Palantir Technologies (PLTR 0.28%) has offered just about everything growth investors are looking for in recent years. The tech company has delivered double-digit revenue growth -- and reached profitability and even increased it. Importantly, Palantir has spoken of great demand, particularly among commercial customers, and these customers may lead a new wave of growth over the coming years.
All of this spurred investors to pile into the stock, and as a result, it soared 2,400% over three years. But amid all of these positive points lies a negative one. This momentum helped push Palantir stock to sky-high valuation levels. Investors and analysts have worried about this, considering the levels unsustainable.
Though valuation remains high, it's fallen nearly 40% from a peak in November. Is Palantir a buy now in 2026? Let's find out.
Image source: Getty Images.
Palantir's software
First, let's consider how this 20-year-old company roared into the center of the scene over just the past few years. In its early days, Palantir was mainly known for its government contracts, and these drove the company's development and growth. Palantir's software platforms help customers aggregate difficult-to-access data, analyze it, and put it to work.
In recent years, though, another customer has emerged and may represent the growth driver of the future. I'm talking about the commercial customer. Palantir only had 14 U.S. commercial customers just a few years ago, and then the launch of its Artificial Intelligence Platform (AIP) supercharged momentum here. AIP offers customers a way to almost instantly apply AI to their problems and develop game-changing solutions.
The timing was right, as today, companies are eager to get in on AI -- it's a technology that could make them more efficient and innovative, and eventually support significant earnings growth. And Palantir offers customers a way to easily seize this opportunity.

NASDAQ: PLTR
Key Data Points
More growth ahead
All of this has translated into impressive earnings performance. In recent quarters, revenue has climbed in the double-digits in both the government and commercial businesses. And the commercial business offers us clear signs that more growth may be ahead. The number of commercial customers has reached into the hundreds, which shows growth but also offers plenty of room for customer acquisition. Contract values are soaring, suggesting customers are going all in on their work with Palantir. For example, in the recent quarter, U.S. commercial total contract value surged more than 300% to $1.3 billion, a record.

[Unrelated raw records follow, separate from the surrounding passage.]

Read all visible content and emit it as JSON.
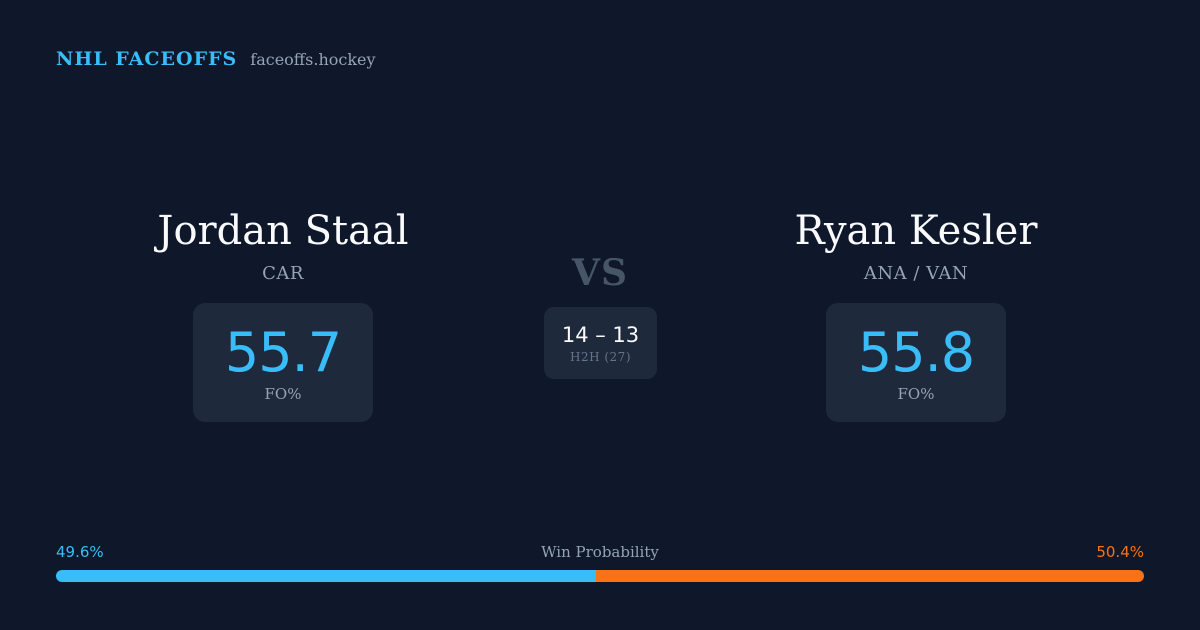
{
  "brand": {
    "name": "NHL FACEOFFS",
    "domain": "faceoffs.hockey"
  },
  "player_left": {
    "name": "Jordan Staal",
    "team": "CAR",
    "stat_value": "55.7",
    "stat_label": "FO%"
  },
  "player_right": {
    "name": "Ryan Kesler",
    "team": "ANA / VAN",
    "stat_value": "55.8",
    "stat_label": "FO%"
  },
  "matchup": {
    "vs_label": "VS",
    "h2h_score": "14 – 13",
    "h2h_label": "H2H (27)"
  },
  "win_probability": {
    "title": "Win Probability",
    "left_label": "49.6%",
    "right_label": "50.4%",
    "left_value": 49.6,
    "right_value": 50.4,
    "left_color": "#38bdf8",
    "right_color": "#f97316"
  }
}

Finally, a key point to note is that Palantir is balancing this growth with profitability. In software, this feat is measured by the Rule of 40, with a score of 40% or higher showing the company is successful here. Palantir's score has been steadily growing, well past 40% in recent quarters, and the latest reading is 114%. So that's a big reason to be optimistic about Palantir in the future.
Your investment strategy
Now, let's return to our question: Is Palantir a buy now that valuation has come down? This depends on your investment strategy. If you're a cautious or value investor, Palantir probably isn't the right choice for you right now. The stock, even after a dip in valuation, remains expensive according to commonly used metrics.
PLTR PE Ratio (Forward) data by YCharts
But if you're a growth investor, you may look at this situation differently. Palantir has built out its technology over a number of years, and its software systems have proven their usefulness. Now, as customers aim to incorporate AI into their businesses, Palantir offers an ideal way to do just that. The company is generating impressive growth, but earnings figures, with quarterly revenue of nearly $1.2 billion and GAAP net income of $476 million, leave room for additional gains now and down the road.
All of this means that, even if the stock looks pricey right now, Palantir could grow into its valuation over time. So, for long-term growth investors, it's a great idea to buy Palantir on the dip in 2026.